As a critic, I don't like to deal in superlatives, but "Mr. Rock 'N' Roll: The Alan Freed Story" (9 p.m. Sunday, NBC, TV-PG) is quite possibly the dullest movie about rock music ever made. Alan Freed (Judd Nelson) was a white Cleveland disc jockey who startled the airwaves by playing rhythm-and-blues music, which up until then had been relegated to black audiences. Freed has been given credit for popularizing the music and even coining the term rock and roll. Freed remained one of the nation's most popular DJs until it was revealed that he was taking payoffs ("payola") in exchange for playing and promoting records.
While rock music is all about raw emotion and spontaneity, "Mr. Rock" unfolds in a one-darn-thing-after-another fashion. We never really learn if Freed really loved the music he played or saw it as just another gimmick. Alan Freed clearly loved Rock and Roll, but Judd Nelson's character seems more ambitious than passionate. There's a curiously flat quality to everything about this movie, with the exception of Leon's ("The Temptations") impersonation of the sensational Jackie Wilson. Madchen Amick seems genuinely bored as Jackie McCoy, the pretty dance instructor who Freed woos, weds and ignores in quick succession. Like the vanilla "Temptations" and the appalling "The '60s," this is just another soundtrack impersonating a movie.
Chazz Palminteri turns in an intense brooding performance as Sicilian judge Giovanni Falcone in the cable drama, "Excellent Cadavers" (8 p.m. Saturday, HBO, TV-MA, L, V). Falcone's real-life war on the mob resulted in the conviction of hundreds of mobsters before his own brutal assassination in 1992. F. Murray Abraham plays a mob informer who helps Falcone after realizing that the mob's "men of honor" have become nothing but psychotic killers.
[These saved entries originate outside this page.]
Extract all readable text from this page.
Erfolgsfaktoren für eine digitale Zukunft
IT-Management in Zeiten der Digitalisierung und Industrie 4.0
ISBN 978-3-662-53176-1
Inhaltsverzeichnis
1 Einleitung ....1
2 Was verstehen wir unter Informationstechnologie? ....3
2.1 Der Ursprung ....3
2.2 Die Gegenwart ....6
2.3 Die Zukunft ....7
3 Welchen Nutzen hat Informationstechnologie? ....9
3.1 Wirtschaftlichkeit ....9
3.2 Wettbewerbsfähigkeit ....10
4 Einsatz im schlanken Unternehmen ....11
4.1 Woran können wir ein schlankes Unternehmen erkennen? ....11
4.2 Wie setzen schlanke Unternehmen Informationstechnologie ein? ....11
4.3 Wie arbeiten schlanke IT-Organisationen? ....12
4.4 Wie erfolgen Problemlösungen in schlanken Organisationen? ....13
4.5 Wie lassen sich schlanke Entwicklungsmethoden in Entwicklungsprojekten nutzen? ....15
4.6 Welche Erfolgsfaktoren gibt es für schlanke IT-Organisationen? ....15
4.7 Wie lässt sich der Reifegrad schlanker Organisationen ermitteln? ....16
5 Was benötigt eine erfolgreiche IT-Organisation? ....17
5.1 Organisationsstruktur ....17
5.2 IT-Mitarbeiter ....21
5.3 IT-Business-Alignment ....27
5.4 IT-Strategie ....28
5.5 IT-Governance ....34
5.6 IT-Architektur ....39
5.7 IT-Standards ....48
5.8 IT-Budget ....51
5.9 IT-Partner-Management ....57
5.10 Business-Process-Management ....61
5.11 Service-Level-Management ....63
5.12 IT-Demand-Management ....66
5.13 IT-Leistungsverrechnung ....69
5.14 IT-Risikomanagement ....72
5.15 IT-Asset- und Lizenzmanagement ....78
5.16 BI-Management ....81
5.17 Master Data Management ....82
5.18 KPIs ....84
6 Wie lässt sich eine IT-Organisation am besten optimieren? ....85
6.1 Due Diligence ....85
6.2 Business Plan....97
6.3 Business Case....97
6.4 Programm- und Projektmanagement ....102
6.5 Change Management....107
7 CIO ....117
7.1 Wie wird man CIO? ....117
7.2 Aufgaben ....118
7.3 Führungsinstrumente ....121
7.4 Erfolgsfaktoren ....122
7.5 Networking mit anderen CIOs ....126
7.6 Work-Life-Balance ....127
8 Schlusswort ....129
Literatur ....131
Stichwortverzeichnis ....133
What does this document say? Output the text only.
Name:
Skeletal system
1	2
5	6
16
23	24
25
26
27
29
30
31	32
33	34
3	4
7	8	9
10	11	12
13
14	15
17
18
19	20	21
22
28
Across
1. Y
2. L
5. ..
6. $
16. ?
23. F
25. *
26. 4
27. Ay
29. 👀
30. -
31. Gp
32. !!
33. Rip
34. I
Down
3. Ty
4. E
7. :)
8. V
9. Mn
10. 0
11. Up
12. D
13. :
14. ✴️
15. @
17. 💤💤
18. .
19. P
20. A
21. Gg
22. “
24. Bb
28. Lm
A relentlessly grim film with stilted dialogue that often seems like it's been dubbed from another language.

Saturday's other highlights


The Mets and Braves meet in game 4, National League Championship Series (8 p.m., NBC, TV-PG).
Tom Hanks stars in the 1995 drama, "Apollo 13" (8 p.m., ABC, TV-PG, L) directed by Ron Howard.
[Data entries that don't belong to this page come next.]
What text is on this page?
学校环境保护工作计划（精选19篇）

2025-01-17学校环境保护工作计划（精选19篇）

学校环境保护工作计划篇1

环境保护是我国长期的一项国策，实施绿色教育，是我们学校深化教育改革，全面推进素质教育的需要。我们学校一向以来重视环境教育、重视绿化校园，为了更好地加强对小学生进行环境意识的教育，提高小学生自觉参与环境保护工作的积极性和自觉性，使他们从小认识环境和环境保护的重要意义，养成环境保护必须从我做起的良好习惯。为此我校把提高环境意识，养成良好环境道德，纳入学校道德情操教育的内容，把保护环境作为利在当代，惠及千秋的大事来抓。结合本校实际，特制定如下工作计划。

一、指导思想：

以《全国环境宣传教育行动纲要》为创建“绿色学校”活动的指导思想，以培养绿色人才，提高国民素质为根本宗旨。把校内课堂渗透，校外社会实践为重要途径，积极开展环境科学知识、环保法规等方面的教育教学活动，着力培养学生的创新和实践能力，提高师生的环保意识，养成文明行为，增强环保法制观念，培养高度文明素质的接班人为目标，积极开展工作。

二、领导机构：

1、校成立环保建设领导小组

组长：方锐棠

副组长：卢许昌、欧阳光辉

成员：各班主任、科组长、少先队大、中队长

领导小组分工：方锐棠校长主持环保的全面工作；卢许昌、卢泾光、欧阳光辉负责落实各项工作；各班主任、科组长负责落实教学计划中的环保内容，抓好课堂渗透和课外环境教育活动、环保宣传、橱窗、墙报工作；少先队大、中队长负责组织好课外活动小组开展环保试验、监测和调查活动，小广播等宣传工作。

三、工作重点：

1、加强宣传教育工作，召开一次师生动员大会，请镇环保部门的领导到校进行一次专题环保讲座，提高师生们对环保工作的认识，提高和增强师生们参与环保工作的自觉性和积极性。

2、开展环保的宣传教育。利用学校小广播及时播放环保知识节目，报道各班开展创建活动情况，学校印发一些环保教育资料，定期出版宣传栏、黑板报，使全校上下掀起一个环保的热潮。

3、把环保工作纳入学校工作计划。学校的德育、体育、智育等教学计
A school bully meets a mysterious stranger who turns him into a dog who must do a hundred good deeds to undo the canine curse in the new live-action series, "100 Deeds for Eddie McDowd" (9 p.m., Nickelodeon).
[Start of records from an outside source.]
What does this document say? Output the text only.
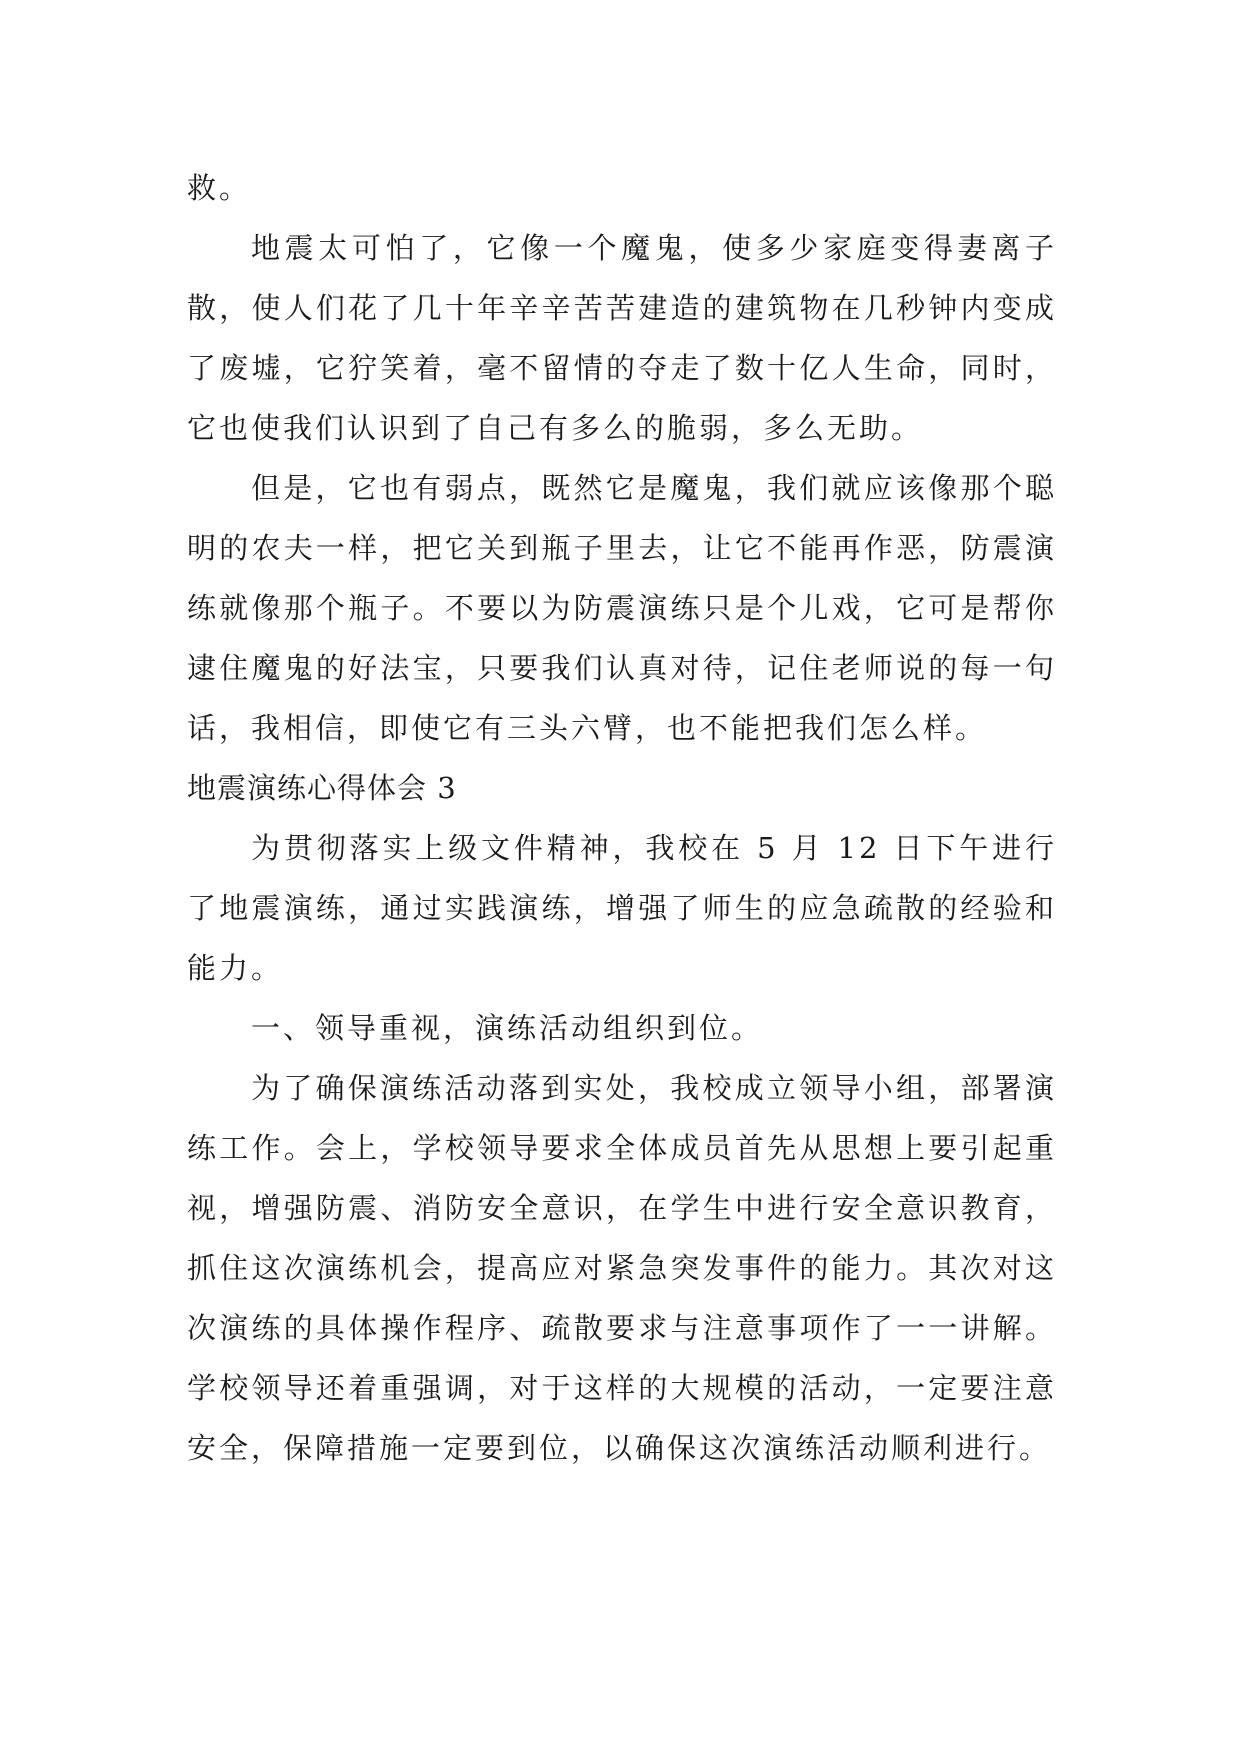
救。

地震太可怕了，它像一个魔鬼，使多少家庭变得妻离子散，使人们花了几十年辛辛苦苦建造的建筑物在几秒钟内变成了废墟，它狞笑着，毫不留情的夺走了数十亿人生命，同时，它也使我们认识到了自己有多么的脆弱，多么无助。

但是，它也有弱点，既然它是魔鬼，我们就应该像那个聪明的农夫一样，把它关到瓶子里去，让它不能再作恶，防震演练就像那个瓶子。不要以为防震演练只是个儿戏，它可是帮你逮住魔鬼的好法宝，只要我们认真对待，记住老师说的每一句话，我相信，即使它有三头六臂，也不能把我们怎么样。

地震演练心得体会 3

为贯彻落实上级文件精神，我校在 5 月 12 日下午进行了地震演练，通过实践演练，增强了师生的应急疏散的经验和能力。

一、领导重视，演练活动组织到位。

为了确保演练活动落到实处，我校成立领导小组，部署演练工作。会上，学校领导要求全体成员首先从思想上要引起重视，增强防震、消防安全意识，在学生中进行安全意识教育，抓住这次演练机会，提高应对紧急突发事件的能力。其次对这次演练的具体操作程序、疏散要求与注意事项作了一一讲解。学校领导还着重强调，对于这样的大规模的活动，一定要注意安全，保障措施一定要到位，以确保这次演练活动顺利进行。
Paul McCartney, the B-52s, Chrissie Hynde and Sarah McLachlan are among the performers at "PETA's Millennium Concert" (10 p.m., VH1).

Sunday's other highlights


Scheduled on "60 Minutes" (7 p.m., CBS): the high cost of prescription drugs for uninsured seniors; a welfare-to-work program; a controversial parole hearing for a cop killer.
Scheduled on "Dateline" (7 p.m., NBC): a device to track cars involved in accidents.
Five new songs are featured in the animated sequel, "The Lion King II: Simba's Pride" on "The Wonderful World of Disney" (7 p.m., ABC, TV-G).
Roger Mudd interviews controversial historian Edmund Morris on "The Reagan Biography" (7 p.m., History Channel, TV-G).
The New York Yankees and Boston Red Sox meet in Game 4, American League Championship series (7:30 p.m., Fox).
Casper Van Dien, Catherine Bell and Martin Sheen star in the sci-fi thriller, "The Time Shifters" (8 p.m., TBS, TV-14, V).
A beloved high-school custodian (Lou Diamond Phillips) learns that he must pass his high-school equivalency test to save his job in the original cable drama, "In a Class of His Own" (8 p.m., Showtime).
The Arizona Cardinals host the Washington Redskins on Sunday Night Football (8:15 p.m., ESPN).
The tale of Humphrey Bogart and Lauren Bacall begins the series "Great Romances of the 20th Century" (8 p.m., Romance Classics).
Scheduled on "Millennium" (10 p.m., CNN, part 2 of 10): the 12th century.
Weekend cult choice: More than feathers fly in Alfred Hitchcock's 1963 shocker, "The Birds" (Midnight, Saturday, TNT, TV-14, V) starring Rod Taylor, Tippi Hedren and Suzanne Pleshette.